Jiamian-Wang commented 2 months ago

Hi there,

Thank you for your interest in this work and I'm sorry for my late reply.

I provide the logics behind the implementation of the function sim_matrix_inference_stochastic() as the following figure, to help you better understand how this works: implementation_logics

I also add some comments to the corresponding code snippet to match the figure as follows: implementation_logics_code

Here are some additional comments to this question:

Please let me know if above illustration can help solve your concerns. Any further discussions and questions are welcomed!

musicman217 commented 2 months ago

Hi there,

Thank you for your interest in this work and I'm sorry for my late reply.
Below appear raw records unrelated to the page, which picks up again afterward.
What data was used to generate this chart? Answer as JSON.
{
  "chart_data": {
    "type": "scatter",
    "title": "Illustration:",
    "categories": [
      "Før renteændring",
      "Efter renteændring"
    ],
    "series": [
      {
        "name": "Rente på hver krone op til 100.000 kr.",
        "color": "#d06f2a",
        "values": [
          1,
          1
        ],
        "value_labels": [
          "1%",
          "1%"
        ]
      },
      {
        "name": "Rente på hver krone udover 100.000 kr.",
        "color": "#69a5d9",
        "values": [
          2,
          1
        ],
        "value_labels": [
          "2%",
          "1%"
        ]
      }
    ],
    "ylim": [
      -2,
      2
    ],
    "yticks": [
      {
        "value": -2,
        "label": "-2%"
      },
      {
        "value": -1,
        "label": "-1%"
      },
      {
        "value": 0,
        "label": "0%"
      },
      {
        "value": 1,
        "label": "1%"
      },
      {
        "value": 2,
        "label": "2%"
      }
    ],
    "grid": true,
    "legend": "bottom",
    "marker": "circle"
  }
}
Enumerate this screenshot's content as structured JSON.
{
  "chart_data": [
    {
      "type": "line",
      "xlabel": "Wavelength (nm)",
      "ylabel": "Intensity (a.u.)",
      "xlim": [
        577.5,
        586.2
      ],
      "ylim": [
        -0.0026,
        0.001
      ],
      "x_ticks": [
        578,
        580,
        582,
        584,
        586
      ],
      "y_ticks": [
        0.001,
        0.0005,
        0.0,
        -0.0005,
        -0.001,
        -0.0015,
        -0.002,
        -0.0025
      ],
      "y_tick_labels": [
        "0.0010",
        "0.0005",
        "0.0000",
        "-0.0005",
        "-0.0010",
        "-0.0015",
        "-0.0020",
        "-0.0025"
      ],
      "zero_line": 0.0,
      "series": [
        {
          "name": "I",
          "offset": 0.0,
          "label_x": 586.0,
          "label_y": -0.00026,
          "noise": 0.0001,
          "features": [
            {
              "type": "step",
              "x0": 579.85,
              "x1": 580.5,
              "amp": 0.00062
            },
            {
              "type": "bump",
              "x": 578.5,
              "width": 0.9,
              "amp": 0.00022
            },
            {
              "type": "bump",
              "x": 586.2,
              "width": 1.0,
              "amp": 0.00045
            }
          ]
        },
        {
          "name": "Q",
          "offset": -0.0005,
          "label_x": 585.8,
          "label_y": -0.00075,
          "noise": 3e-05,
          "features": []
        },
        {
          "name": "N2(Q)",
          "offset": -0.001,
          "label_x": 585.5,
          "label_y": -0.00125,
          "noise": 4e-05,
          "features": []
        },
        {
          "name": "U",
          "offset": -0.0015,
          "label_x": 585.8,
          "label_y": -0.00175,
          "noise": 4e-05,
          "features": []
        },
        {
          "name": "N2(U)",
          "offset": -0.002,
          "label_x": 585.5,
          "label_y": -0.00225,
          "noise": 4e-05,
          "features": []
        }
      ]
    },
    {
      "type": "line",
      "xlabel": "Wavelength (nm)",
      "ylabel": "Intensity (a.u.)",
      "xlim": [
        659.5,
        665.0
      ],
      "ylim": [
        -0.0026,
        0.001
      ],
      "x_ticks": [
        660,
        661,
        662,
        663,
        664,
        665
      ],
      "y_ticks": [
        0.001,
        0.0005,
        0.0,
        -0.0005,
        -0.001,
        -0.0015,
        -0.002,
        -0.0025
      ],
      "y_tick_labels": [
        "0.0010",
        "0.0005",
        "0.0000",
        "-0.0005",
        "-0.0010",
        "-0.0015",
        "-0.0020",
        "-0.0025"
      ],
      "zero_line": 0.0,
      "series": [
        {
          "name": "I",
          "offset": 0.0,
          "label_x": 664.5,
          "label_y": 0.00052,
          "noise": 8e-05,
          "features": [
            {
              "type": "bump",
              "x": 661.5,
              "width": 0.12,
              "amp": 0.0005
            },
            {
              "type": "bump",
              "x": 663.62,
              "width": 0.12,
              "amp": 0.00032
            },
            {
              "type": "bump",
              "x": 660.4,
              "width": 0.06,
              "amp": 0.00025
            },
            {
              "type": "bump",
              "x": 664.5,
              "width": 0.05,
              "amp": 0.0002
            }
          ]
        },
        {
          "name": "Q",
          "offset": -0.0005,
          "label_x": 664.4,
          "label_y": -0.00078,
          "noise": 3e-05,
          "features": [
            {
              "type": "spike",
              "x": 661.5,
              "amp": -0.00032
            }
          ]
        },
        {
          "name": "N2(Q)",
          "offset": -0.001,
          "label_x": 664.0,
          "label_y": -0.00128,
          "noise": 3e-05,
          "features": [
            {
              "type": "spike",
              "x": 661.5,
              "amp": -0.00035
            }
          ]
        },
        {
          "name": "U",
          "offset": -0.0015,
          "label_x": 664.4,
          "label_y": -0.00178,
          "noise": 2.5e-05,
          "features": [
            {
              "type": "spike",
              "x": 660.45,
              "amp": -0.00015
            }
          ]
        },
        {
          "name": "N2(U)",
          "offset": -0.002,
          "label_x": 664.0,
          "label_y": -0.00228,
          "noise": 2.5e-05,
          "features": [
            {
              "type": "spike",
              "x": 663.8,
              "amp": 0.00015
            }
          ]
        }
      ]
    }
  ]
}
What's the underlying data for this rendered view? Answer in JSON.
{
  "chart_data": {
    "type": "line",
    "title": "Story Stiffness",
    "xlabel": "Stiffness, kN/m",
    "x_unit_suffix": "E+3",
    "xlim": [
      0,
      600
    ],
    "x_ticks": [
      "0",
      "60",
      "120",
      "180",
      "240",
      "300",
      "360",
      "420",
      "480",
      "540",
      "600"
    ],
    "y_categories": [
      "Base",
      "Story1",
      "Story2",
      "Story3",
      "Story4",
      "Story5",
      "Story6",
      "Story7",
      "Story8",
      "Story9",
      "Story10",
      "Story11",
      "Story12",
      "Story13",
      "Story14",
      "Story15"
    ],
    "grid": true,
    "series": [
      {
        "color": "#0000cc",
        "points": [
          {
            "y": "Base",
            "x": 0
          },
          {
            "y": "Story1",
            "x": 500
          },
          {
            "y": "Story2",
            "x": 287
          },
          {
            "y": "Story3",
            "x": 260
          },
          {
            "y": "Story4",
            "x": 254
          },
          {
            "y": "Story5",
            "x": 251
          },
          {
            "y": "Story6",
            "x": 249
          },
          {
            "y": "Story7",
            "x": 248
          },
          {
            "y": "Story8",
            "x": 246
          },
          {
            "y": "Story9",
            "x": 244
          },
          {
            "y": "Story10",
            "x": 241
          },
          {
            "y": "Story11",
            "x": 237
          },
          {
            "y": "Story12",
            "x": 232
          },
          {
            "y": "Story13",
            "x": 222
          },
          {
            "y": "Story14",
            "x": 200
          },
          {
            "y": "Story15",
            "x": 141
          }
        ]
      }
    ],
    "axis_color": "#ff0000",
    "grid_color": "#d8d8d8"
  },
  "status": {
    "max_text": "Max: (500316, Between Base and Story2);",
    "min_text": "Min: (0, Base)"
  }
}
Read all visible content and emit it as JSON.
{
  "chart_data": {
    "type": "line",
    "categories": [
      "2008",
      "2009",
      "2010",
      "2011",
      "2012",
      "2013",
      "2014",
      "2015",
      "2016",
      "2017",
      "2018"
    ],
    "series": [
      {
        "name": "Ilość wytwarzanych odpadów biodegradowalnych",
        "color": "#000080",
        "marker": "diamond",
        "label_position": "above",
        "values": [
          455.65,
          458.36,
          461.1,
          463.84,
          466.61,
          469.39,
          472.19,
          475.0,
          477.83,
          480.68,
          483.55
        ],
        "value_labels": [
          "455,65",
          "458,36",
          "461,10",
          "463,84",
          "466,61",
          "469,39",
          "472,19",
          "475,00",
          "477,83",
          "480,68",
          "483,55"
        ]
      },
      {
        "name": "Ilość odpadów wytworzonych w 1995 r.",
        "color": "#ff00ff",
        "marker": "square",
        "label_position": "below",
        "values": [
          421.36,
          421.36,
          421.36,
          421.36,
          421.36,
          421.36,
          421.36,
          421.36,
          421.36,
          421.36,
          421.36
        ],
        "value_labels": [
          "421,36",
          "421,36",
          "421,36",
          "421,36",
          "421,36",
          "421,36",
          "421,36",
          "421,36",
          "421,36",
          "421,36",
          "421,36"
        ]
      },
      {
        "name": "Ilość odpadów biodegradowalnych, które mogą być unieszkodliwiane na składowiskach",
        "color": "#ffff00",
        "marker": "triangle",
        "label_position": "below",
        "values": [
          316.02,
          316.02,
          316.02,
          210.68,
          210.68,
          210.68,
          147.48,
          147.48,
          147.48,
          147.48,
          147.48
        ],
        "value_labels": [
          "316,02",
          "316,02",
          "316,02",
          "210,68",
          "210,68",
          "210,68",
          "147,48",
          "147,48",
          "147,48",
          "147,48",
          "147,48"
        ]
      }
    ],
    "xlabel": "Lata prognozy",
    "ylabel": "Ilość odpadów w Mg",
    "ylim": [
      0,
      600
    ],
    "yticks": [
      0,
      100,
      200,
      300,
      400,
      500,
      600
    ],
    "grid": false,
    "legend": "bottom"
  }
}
I provide the logics behind the implementation of the function sim_matrix_inference_stochastic() as the following figure, to help you better understand how this works: implementation_logics

I also add some comments to the corresponding code snippet to match the figure as follows: implementation_logics_code

Here are some additional comments to this question:

  • One way to check if there is data leakage is to ensure that given N piars text-video inputs, the output should be always N by N (rather than N), so that the "paired information" is not employed.
  • For both t2v and v2t, each time, we are using the "given query video to process the text", this does not employ the "paired information" and thus will not bring the data leakage.
  • In our implementation, we actually compute the whole cube (L59) and consider all possibilities.
  • Empirically, we previously see that the performance of this method is extremely high (nearly perfect) if there is data leakage.
  • Both figures can be found at /figures/ of this repo.

Please let me know if above illustration can help solve your concerns. Any further discussions and questions are welcomed!

Thank you for your patient reply! Now I get your implementation logics, perfectly solved my concerns.